Seria correto dizer que tal comportamento é típico dos ignorantes e daqueles que quase não têm vida social, dos que moram em becos e vielas e lugares pútridos esquecidos pelas autoridades, onde o crime e a pobreza grassam. Seria. Hoje vivemos em uma sociedade tão caótica e tacanha de bons exemplos que aquilo que deveria ser regra – a educação e a grandeza de espírito para se reconhecer a diversidade, depois de milênios de sabedoria e nomes como Platão, Sócrates, Descartes, Kant, Kierkegaard como orientadores – é relegado a planos inalcançáveis.

Tem-se, nesta situação, dois lados que sofrem.
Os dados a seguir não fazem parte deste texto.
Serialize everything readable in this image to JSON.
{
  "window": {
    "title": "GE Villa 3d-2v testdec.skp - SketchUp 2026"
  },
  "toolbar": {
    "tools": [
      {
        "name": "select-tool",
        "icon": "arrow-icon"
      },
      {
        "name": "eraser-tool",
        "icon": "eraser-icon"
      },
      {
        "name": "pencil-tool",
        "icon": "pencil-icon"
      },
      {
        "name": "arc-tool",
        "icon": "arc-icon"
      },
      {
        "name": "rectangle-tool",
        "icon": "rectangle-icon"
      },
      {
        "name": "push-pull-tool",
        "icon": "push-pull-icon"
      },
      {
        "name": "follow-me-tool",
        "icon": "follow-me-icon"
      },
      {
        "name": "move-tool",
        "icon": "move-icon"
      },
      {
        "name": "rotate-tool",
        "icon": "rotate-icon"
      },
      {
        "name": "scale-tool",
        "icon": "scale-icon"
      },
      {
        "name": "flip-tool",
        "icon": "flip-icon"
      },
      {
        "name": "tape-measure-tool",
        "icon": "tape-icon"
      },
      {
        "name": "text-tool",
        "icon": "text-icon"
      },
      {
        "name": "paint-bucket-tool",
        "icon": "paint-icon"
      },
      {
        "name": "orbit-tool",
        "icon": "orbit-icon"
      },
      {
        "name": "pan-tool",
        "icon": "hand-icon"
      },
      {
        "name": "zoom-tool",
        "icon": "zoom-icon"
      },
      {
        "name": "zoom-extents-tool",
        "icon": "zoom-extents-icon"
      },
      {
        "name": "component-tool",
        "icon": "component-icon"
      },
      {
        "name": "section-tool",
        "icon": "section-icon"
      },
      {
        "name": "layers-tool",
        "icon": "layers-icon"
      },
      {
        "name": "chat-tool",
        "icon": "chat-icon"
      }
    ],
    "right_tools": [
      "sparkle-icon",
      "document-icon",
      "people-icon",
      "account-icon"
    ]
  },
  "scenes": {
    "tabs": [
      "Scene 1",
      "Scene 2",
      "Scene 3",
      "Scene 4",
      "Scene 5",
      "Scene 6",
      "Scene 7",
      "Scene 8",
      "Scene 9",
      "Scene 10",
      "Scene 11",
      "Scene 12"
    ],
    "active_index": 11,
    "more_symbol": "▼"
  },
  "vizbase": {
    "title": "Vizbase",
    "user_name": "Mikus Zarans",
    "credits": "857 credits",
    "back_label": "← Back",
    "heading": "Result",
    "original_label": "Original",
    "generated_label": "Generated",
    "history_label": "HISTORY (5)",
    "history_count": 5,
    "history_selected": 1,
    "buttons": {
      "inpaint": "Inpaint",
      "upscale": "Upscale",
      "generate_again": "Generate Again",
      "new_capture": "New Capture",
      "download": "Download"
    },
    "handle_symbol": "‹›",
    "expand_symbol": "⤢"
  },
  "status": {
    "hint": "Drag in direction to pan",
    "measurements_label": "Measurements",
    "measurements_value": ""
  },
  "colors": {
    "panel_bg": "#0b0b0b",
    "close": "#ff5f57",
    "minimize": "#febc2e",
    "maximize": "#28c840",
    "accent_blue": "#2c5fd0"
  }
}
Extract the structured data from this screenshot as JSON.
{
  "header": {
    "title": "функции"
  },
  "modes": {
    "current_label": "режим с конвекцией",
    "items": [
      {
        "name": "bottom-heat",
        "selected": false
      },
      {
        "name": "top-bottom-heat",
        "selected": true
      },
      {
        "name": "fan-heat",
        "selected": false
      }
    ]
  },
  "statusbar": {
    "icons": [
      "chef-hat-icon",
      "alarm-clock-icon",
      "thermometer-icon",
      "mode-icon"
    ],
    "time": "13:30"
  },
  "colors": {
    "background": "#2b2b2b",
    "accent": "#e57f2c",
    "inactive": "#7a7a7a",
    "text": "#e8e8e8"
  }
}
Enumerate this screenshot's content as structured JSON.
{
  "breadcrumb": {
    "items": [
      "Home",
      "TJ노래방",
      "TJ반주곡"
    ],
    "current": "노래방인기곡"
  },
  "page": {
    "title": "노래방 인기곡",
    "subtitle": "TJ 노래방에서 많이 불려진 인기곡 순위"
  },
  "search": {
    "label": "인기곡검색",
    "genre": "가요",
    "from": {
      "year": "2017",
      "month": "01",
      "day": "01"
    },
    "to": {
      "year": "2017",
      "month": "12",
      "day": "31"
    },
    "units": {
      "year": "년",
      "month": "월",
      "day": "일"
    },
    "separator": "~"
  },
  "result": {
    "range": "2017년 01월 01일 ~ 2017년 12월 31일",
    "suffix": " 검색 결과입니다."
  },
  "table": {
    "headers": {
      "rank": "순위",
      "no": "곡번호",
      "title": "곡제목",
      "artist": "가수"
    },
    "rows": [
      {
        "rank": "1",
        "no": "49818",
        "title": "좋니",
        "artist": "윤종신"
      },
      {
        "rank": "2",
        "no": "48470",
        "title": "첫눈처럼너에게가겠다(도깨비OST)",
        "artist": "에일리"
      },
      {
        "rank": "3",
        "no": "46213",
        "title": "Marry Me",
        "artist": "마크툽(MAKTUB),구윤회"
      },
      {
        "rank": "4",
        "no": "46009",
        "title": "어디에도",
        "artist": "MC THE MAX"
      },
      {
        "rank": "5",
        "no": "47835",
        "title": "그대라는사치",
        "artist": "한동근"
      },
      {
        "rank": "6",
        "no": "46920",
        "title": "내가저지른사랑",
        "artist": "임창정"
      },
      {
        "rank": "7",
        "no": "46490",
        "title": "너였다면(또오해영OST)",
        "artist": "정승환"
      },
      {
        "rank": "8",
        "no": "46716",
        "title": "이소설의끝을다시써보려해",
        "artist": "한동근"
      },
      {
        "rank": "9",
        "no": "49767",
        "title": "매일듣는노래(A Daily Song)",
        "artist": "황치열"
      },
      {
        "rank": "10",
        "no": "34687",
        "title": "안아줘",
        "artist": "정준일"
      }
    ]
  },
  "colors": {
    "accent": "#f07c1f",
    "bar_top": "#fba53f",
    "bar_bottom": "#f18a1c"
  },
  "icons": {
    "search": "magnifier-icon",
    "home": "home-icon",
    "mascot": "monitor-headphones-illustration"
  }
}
Mesmo porque não se pode negar que a vida da agressora mudou para pior, para muito pior. Perdeu emprego, teve casa apedrejada e parcialmente incendiada talvez não consiga recuperar a idoneidade que durante anos lutou para construir. Tudo isso por causa daquilo que disse o grande Armando Nogueira: “O futebol exaspera a paixão e a paixão é meio selvagem”. É bem provável que os advogados de Patrícia nem saibam bem quem foi Nogueira. Mas deveriam, assim poderiam fazer toda a defesa, justa e de direito, da mulher mais odiada hoje no país.

Macacos brancos

Do outro lado Aranha, que aguentou toda a humilhação, durante bastante tempo, presente em todas as torcidas, de todos os times do Brasil. Agora, quando escutou ser chamado de “macaco”, não teve sangue frio de jogador profissional e acostumado com as zombarias que suportasse, veio-lhe à mente todo o histórico de falta de respeito e menosprezo dedicado aos negros por séculos na caminhada da humanidade neste planeta.

Aranha representa, neste momento, todas as minorias que sofrem algum tipo de constrangimento, para dizer o mínimo. Aranha personifica um ser achincalhado e que muitas vezes não tem direito à defesa, não tem voz para se erguer contra o ódio que impera na sociedade.

Vivemos em uma época de total transformação, tal qual o Renascimento do final da Idade Média. Porém, nem toda a sabedoria e cultura acumulada parecem fazer frente ao sentimento de superioridade que uns poucos ignorantes ainda nutrem e expõem nos mais diferentes locais, desde uma sala de aula, com uma professora esfaqueada dezesseis vezes por um aluno, passando por uma maracutaia gigantesca na Petrobras, e chegando finalmente a Patrícia Moreira, que pode ter medo de aranha, mas infelizmente parece não saber que no mundo há várias espécies de macacos brancos.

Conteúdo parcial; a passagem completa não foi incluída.